EVERY announcement of a vaccination campaign reflects Pakistan’s recognition of the polio problem and a resolve to defeat the crippling virus. Health Minister Mustafa Kamal has launched the final nationwide polio drive of 2025 with the goal to immunise over 45m children. The minister said that the number of polio incidents in the country was lower than last year’s shameful count of 74. Yet he conceded that the scourge exists in “more than half the country”. The government has forgotten that in 2022, Unicef described Pakistan as “closest to the finish line”. Since then, we have only regressed. Together with Afghanistan, Pakistan is a persistent outlier due to multiple reasons. Hence, the year’s 30 polio cases, 19 of them in KP, must not be taken lightly nor should health officials continue with the misplaced hope of eradicating polio. Lasting impact can only be achieved when the virus is attacked through a modern, multipronged approach.

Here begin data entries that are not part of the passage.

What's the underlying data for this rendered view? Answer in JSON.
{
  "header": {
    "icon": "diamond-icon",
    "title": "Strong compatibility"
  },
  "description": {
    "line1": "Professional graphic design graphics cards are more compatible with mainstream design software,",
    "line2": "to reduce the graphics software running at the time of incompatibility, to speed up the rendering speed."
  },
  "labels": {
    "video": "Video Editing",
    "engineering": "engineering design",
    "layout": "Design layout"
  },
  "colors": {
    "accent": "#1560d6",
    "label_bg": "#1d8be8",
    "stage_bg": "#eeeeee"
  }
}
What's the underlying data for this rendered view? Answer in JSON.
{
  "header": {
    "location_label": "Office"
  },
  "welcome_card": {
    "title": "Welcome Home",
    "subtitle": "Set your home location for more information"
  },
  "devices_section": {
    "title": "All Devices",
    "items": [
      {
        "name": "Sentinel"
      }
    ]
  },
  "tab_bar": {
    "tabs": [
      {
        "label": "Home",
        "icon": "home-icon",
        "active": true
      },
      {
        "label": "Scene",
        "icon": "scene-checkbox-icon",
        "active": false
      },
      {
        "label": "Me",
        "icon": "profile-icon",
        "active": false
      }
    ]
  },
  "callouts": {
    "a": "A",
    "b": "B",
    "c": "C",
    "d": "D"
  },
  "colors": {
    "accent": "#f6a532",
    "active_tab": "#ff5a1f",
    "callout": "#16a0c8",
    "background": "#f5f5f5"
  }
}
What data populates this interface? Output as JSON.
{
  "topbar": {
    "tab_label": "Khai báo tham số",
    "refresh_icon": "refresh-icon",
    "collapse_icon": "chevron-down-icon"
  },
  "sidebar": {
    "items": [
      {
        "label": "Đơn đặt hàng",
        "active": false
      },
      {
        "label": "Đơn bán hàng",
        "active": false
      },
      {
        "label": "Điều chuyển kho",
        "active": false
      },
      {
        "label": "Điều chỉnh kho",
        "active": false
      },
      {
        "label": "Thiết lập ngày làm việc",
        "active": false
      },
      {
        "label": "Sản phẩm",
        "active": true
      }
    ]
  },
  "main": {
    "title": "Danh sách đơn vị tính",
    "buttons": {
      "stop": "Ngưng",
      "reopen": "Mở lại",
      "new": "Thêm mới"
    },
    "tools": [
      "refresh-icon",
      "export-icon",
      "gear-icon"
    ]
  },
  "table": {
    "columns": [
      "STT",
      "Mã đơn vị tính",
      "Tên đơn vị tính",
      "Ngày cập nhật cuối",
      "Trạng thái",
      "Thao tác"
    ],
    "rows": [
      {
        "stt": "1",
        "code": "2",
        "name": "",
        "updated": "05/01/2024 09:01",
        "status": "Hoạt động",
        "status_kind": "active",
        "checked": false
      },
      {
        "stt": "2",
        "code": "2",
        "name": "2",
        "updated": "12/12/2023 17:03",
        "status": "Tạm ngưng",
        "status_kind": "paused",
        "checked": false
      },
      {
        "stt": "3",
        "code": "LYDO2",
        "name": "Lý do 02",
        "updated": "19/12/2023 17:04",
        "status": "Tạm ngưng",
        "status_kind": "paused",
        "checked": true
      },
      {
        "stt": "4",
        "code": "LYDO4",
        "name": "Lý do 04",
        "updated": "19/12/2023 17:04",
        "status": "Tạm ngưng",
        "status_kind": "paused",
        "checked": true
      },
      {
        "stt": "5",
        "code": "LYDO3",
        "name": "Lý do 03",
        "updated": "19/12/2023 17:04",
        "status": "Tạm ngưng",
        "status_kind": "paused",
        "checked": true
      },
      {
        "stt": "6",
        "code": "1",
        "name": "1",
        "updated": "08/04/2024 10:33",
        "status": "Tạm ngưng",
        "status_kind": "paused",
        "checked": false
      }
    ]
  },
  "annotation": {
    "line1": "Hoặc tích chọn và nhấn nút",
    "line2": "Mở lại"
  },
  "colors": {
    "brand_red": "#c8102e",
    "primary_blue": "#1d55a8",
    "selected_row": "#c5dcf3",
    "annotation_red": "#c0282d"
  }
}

These initiatives have been witnessed before but success is still a long shot. Pakistan’s polio eradication programme is plagued with malpractices, vaccine refusals, assaults on polio workers, disparities in immunistion coverage and misinformation. This failure is exacerbated by the virus being detected in sewage samples, along with security issues in KP and Balochistan, suggesting a lack of political will to save children. Officialdom must implement modern strategies to combat resistance and baseless notions of infertility attached to the vaccine, ensure access, and hold officials accountable for gaps. Media campaigns highlighting the crucial need for inoculation should involve celebrities and religious leaders to counter regressive attitudes. Polio cannot be allowed to exist in conservative regions where unawareness triumphs over scientific proof. In 2022, a Baloch cleric championed the polio vaccine administration in an attempt to enlighten through religion. This must continue. We cannot lose our children to this curse.
Ediotorial Published in Dawn, December 15th, 2025.